Dossier : IMM-7074-13

Référence : 2014 CF 761

Ottawa (Ontario), le 30 juillet 2014

En présence de monsieur le juge Locke

ENTRE :

PELLUMB CELAJ

demandeur

et

LE MINISTRE DE LA CITOYENNETÉ

ET DE L’IMMIGRATION

défendeur

MOTIFS DU JUGEMENT ET JUGEMENT

I.                   Introduction

[1]               Il s’agit d’une demande de contrôle judiciaire à l’encontre de la décision de la Section de la protection des réfugiés [SPR], de la Commission de l’immigration et du statut de réfugié du Canada, dans laquelle la SPR a conclu que le demandeur n’a pas la qualité de réfugié au sens de la Convention pour l’application de l’article 96 de la Loi sur l’immigration et la protection des réfugiés, LC 2001, ch 27 [LIPR] ni celle de personne à protéger selon le paragraphe 97(1) de la LIPR.

II.                Faits

[2]               Le demandeur, citoyen albanais né le 1er avril 1975, se dit victime d’une vendetta de la part de la famille Drekaj, avec laquelle sa propre famille a connu quelques disputes relativement à des limites de terrains.

[3]               Au cours de la première dispute, en 1996, le demandeur et sa famille auraient fait l’objet de menaces. Une deuxième dispute serait survenue en 1997. Lors de celle-ci, le père et l’oncle du demandeur auraient été blessés. On a appelé le conseil des sages de la ville à intervenir, et la famille Drekaj a alors fait comprendre qu’aucune réconciliation entre les familles n’était possible si la famille du demandeur n’acceptait pas de céder une parcelle de son terrain, ce à quoi elle a consenti.

[4]               En 2001, le demandeur a fui l’Albanie pour les États-Unis et y a présenté une demande d’asile, qui lui fut refusée en 2004. Le demandeur est demeuré illégalement dans ce pays après le refus de sa demande, et ce, jusqu’en 2009, moment auquel il a été expulsé des États-Unis et forcé à retourner en Albanie.

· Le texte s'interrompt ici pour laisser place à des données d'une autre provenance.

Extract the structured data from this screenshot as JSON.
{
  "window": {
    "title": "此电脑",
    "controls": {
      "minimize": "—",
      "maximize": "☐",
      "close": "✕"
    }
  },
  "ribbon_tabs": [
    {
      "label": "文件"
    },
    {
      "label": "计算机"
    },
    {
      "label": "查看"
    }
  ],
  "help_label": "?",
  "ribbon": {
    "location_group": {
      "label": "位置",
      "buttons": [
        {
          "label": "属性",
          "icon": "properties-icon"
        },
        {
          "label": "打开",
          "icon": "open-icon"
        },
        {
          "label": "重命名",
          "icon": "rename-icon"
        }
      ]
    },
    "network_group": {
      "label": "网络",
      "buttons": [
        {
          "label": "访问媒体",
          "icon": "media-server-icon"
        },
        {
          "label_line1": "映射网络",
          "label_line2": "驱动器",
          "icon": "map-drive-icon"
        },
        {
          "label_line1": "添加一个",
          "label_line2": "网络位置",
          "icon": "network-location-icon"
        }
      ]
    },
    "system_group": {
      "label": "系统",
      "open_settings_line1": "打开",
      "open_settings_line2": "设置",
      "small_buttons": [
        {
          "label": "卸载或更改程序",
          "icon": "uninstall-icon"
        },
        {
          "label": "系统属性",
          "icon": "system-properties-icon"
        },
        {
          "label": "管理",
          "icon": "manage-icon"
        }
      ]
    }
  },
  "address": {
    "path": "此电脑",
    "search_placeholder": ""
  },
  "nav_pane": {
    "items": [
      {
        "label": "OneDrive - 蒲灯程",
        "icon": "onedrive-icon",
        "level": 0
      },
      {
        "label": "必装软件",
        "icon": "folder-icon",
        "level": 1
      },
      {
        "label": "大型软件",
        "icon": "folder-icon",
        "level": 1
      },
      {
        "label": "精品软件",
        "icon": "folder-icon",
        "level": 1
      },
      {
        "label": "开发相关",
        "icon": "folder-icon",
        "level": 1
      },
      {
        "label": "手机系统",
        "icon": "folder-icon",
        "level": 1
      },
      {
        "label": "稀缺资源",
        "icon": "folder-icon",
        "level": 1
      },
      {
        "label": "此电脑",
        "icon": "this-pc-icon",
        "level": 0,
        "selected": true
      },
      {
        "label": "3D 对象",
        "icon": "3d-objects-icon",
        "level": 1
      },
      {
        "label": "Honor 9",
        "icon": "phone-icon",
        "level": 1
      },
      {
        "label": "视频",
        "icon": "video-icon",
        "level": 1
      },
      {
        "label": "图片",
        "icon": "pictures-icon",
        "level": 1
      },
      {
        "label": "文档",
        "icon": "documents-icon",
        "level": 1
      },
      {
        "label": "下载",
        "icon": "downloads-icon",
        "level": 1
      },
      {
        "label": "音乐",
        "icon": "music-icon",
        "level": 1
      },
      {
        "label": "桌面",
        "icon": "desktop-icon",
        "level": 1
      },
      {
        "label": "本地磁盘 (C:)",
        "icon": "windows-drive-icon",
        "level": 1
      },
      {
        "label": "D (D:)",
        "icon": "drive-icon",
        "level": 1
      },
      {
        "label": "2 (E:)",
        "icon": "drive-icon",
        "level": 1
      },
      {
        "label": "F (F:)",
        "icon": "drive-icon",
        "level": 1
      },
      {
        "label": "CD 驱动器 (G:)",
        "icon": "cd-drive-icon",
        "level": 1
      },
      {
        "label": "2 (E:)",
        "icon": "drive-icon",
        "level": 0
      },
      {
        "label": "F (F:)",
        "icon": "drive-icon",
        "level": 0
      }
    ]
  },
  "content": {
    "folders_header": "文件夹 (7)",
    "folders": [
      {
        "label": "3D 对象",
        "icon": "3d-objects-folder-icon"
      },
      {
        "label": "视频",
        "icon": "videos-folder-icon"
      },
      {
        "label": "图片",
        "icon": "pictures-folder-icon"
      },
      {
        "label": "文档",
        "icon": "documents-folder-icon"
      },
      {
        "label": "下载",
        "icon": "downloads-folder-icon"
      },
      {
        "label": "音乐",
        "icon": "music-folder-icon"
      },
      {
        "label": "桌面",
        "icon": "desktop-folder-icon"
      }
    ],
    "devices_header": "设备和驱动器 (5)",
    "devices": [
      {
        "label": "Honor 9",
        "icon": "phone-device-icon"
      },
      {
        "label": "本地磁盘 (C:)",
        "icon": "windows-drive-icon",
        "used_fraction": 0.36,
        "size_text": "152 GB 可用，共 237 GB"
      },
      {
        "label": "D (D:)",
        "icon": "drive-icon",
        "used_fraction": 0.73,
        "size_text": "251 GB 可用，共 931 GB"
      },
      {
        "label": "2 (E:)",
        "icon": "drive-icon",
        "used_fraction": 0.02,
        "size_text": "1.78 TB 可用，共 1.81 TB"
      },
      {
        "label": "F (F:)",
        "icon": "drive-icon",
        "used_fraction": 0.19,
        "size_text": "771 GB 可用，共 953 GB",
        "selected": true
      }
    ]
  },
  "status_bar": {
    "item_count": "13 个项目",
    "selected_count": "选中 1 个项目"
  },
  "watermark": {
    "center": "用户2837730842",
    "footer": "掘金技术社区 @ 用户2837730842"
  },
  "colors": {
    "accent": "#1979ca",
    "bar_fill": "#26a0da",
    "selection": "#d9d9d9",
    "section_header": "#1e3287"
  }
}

[5]               Entre-temps, en 2008, la famille du demandeur aurait subi de nouvelles menaces de la part de la famille Drekaj, qui revendiquait une plus grande parcelle du territoire. La police aurait alors refusé d’intervenir.

[6]               En 2009, une troisième dispute aurait éclaté relativement à la construction, par la famille Drekaj, d’une grange qui empiétait sur le terrain de la famille du demandeur. Au cours de cette dispute, Prele, le cousin du père du demandeur, a tiré un coup de feu sur un membre de la famille Drekaj, qui a perdu un bras.

[7]               À la suite de cet incident, la famille Drekaj aurait déclaré une vendetta contre la famille du demandeur, et ce dernier aurait été forcé à demeurer enfermé dans sa maison pour se protéger. La famille du demandeur a vainement tenté de négocier une résolution à ce conflit et les policiers auraient déclaré qu’ils ne pouvaient pas intervenir tant que la famille Drekaj n’a pas commis de crime.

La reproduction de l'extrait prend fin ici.